Three days later, even though Danielle's body had not been found, District Attorney Paul Pfingst announced murder and kidnapping charges would be filed that could carry the death penalty.
Many law enforcement officials feared Danielle's body might never be found. Then, on Feb. 27, volunteer searchers combing the Dehesa area, far from where police had focused, found Danielle's badly decomposed remains.
At that point, the official sources said yesterday, any opportunity Westerfield and his lawyers had to win a plea bargain evaporated.
Copyright 2002 Union-Tribune Publishing Co.
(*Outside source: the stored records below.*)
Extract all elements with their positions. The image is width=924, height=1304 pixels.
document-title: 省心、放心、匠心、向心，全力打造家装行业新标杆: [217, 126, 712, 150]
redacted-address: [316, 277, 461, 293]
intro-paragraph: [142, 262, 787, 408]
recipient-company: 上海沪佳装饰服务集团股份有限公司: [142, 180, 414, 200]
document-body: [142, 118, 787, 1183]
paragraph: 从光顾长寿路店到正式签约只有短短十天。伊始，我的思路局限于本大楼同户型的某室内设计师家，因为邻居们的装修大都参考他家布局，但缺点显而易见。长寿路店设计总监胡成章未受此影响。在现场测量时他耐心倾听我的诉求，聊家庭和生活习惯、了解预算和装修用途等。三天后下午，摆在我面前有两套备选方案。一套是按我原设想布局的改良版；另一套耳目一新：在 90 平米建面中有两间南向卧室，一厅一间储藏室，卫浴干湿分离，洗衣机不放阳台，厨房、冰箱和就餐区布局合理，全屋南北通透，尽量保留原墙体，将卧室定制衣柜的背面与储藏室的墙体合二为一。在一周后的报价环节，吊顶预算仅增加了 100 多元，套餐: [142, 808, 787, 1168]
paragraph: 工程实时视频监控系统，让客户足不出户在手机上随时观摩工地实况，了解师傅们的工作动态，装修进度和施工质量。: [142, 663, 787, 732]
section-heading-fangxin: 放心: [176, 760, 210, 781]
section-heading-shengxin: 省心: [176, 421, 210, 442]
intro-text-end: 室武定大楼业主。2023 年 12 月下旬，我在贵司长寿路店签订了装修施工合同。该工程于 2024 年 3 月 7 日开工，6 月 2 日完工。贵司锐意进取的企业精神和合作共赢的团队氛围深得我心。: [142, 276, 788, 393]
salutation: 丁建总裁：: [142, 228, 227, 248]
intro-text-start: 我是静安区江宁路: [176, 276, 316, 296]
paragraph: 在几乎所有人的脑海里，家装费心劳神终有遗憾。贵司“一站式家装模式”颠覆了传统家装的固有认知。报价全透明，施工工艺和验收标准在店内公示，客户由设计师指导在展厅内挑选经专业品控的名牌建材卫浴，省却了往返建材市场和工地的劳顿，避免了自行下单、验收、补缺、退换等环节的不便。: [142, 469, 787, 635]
In this case, "the prosecution was atrocious--and the jury came up with a unanimous verdict of 'guilty' and 'worthy of death.'"
Sorry, I just don't get it. The jury heard the same thing you did, and they came up with what looks very much to be the correct verdict--since it appears Westerfield had unofficially admitted his guilt.
I think you can't argue with success.
I believe it was Cherokee's mom. If you read the context of the conversation I think it had something to do with River's testimony.
I'll be here for 5 minutes. Then hopping on the freeway home. Yippee!
CA voters will get a new SC, when there is a conservative majority in CA-- when pigs fly. :)
When Westerfields jacket was in contact with Danielle.
Alert the anti-DP people and inform them that they needn't bother showing up to protest on execution night.
Easy, the discussion of plea bargains in exchange for information are never used. Its sort of a gentlemen's agreement among attorney's. Otherwise no defense attorney would ever try to bargain.
GET IT THROUGH YOUR HEAD: Most of us here think the evidence was OVERWHELMING, and thought Westerfield did it all along. To us, your continuing harping on the same, discredited themes is just bizarre.
As far as "FR being able to recover," this was such a small topic in comparison to others we've had--like the 2000 elections. We had a LOT of people turn "renegade" against FR during that period, and it was MUCH worse than the Westerfield threads ever thought about being, so I'm sure FR will recover.
If Feldman knew Westerfield was guilty and defended him anyway, I think Duseks closing statements on how it probably happened really hit Feldman in the gut. He just couldn't put it together for the closing after that.
By negotiating with the prosecutors to reveal where he had dumped the body. Haven't you been paying attention?
Without the blood on the jacket, the bugs would have ruled the day. IMO.
But he had to get it cleaned, rather than burn it. That's what got him.
Thanks. Does the law bind them after the case is over ?
I think he thought it was a small amount and that his hand cleaning followed by the dry cleaning would be enough to avoid detection. If the coat was not at the cleaners its likely it would not have been scrutinized as closely.